José de la Luz León
I
El azar es, sin duda, un
amigo altamente generoso. A él debemos siempre los más sabrosos momentos de la
vida, y no hay una sola dulce sensación de la ruta que no nos llegue a través
de esos hilos misteriosos que lo imprevisto, con mano sutil, va tejiendo a
nuestro alrededor.
¿Qué importa que en
ocasiones esos mismos hados, un poco caprichosos y tornátiles, nos hagan verter
una lágrima? Ellos nos harán olvidar más tarde la hincada del dolor, y el mismo
dedo colérico que arrugó nuestra frente con un gesto de ira, vendrá otro día,
bajo la gloria del sol, a abrir en nuestros labios la flor de una sonrisa...
Es al azar, bueno y amable
en esta ocasión, a quien debo el conocimiento de Aimée Dostoievski, la hija del
famoso autor de la Casa Muerta. Yo tenía vagas noticias de la
existencia de Aimée Dostoievski. Había oído decir que estaba en Suiza y que se
dedicaba a escribir la biografía de su padre.
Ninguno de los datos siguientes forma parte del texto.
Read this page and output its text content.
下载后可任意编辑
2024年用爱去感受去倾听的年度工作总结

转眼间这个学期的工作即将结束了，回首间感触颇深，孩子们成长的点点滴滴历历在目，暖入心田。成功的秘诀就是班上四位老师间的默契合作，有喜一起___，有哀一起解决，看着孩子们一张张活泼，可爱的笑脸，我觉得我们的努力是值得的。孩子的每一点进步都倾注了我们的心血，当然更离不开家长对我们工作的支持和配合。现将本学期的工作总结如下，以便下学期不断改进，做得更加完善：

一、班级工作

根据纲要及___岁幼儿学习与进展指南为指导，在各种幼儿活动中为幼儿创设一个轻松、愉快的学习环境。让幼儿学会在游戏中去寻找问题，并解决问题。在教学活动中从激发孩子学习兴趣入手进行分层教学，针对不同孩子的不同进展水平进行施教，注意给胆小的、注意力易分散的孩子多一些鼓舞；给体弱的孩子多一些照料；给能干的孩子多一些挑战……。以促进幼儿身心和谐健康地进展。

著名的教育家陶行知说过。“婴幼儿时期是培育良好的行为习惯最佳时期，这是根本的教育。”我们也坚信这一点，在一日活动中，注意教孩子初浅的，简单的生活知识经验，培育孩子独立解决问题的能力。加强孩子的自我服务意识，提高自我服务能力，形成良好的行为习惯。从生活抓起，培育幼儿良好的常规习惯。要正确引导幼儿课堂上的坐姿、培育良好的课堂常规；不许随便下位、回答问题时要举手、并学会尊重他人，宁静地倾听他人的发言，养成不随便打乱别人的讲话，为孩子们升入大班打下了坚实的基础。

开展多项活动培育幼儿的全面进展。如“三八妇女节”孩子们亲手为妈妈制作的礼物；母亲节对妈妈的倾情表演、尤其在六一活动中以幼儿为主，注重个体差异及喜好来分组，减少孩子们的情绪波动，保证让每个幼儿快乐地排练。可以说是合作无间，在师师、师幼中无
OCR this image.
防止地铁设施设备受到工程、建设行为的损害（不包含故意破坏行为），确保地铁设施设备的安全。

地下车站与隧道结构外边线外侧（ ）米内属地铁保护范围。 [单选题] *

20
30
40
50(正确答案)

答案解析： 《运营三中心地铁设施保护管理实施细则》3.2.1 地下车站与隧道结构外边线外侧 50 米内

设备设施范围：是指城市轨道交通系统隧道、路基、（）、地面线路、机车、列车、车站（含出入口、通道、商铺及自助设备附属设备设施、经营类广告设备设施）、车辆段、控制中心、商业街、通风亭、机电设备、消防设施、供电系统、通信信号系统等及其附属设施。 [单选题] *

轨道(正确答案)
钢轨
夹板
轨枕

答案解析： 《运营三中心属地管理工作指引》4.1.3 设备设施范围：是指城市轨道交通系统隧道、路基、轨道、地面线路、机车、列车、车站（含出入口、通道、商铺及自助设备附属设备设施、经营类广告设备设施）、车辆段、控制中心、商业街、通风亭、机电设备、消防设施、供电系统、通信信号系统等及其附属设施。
Pero, ¿dónde se había refugiado?
¿En qué coin de Helvecia había buscado abrigo esta flor lejana
de la estepa? Y he aquí que, al pasar por Bex, de retorno de Chesieres, una
gentil voz amiga me da la noticia:
-En la Pensión de la Dent
du Midi está hospedada la hija del literato ruso. Ha venido aquí a pasar sus
vacaciones. Habitualmente reside en Lausanne.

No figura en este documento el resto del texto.